Ход мысли, понятный, ясный и прозрачный, заставил оппонента Вл. Солоухина, критика Д. Старикова, внутренне согласившегося с таким подходом к повести, заявить, что Ч. Айтматов в своей повести не заметил «границы, переступив которую точно бы выбываешь из человечества. Я имею в виду такое рассмотрение «элемента духовности в жизни», которое делает этот «элемент», по сути, безжизненным, ибо оно оторвано от исторических и социальных корней, а потому лишено адресата».

Именно обвинение в абстрактности такого понимания добра и зла, в абстрактности гуманизма, оторванного от «исторических и социальных корней» и возведенного в степень «мечты, сказки, красоты, веры», адресованное вслед за статьей Вл. Солоухина Ч. Айтматову, и составляет суть упрека Д. Старикова: Упрека несправедливого прежде всего потому, что на самом-то деле Д. Стариков спорил здесь не с «Белым пароходом» Ч. Айтматова, но с истолкованием этой повести Вл. Солоухиным, с тем «Белым пароходрм», который отразился в восторженном, но тем не менее субъективном восприятии произведения Вл. Солоухиным.

Постановка вопроса об угрозе бездуховности для человека и общества, содержащаяся в повести Ч. Айтматова, была, видимо, настолько близка и созвучна Вл. Солоухину, что он полностью принял ее. И на материале той же повести предложил, по сути дела, свое решение этого вопроса. Решение, отличное от айтматовского. Вникнуть в это отличие важно, хотя и не просто. Важно потому, что в этом внутреннем и не проявленном в ту пору разноречии как в капле воды отразились наши споры о понимании проблемы духовных ценностей в жизни и литературе.

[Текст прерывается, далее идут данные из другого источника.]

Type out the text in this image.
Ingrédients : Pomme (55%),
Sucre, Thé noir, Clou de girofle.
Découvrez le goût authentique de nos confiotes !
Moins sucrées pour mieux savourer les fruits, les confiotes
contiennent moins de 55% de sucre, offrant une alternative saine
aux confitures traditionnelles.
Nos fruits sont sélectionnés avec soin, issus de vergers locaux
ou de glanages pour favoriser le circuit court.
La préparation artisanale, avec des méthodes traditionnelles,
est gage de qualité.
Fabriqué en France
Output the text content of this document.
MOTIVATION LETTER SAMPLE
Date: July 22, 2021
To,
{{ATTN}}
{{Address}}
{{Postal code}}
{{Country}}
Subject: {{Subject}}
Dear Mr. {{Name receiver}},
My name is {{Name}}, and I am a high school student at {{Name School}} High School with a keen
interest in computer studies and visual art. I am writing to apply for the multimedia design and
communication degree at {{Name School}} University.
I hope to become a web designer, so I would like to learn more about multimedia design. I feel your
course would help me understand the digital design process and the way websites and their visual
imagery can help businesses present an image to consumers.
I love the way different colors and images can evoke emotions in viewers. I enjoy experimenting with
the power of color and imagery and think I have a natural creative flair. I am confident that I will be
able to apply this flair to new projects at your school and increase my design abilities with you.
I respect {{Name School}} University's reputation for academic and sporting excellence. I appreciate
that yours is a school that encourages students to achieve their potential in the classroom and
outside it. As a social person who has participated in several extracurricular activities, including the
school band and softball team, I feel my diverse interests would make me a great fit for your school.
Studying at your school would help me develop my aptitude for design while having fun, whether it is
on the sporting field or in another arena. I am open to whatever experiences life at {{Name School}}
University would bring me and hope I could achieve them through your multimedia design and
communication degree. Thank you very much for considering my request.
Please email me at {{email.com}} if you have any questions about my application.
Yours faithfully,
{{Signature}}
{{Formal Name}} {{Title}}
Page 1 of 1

Разница подходов к этой проблеме у Ч. Айтматова и Вл. Солоухина проявилась уже в отношении к старому Момуну. В повести оно вовсе не столь безоблачное, как показалось Вл. Солоухину. Одним из первых это подметил Р. Бикмухаметов, который в своем выступлении в дискуссии «Закономерности развития советских литератур» в журнале «Вопросы литературы» (1971, № 9) выразил свое несогласие с Вл. Солоухиным, подменившим повесть Ч. Айтматова рассказом об «абстрактной борьбе добра со злом», и попытался дать социальное толкование конфликту повести: «Момун у Ч. Айтматова — воплощение патриархальных устоев... Образом Момуна Ч. Айтматов беспощадно разоблачает прекраснодушную, национально ограниченную веру в силу патриархальных начал. Он зорко увидел их компромиссный характер. А он всегда выступал врагом компромисса — и в «Прощай, Гульсары!», и в «Верблюжьем глазе». Именно потому, что Ч. Айтматов так непреклонен не только в отношении к Орозкулу, до конца обнажив в нем темное, таящее жажду хищной власти, жестокое начало, но и к Момуну, он и пишет небывалую сказку о решающей роли начала светлого, гуманистического не только в судьбе отдельного человека, но и в судьбе народа».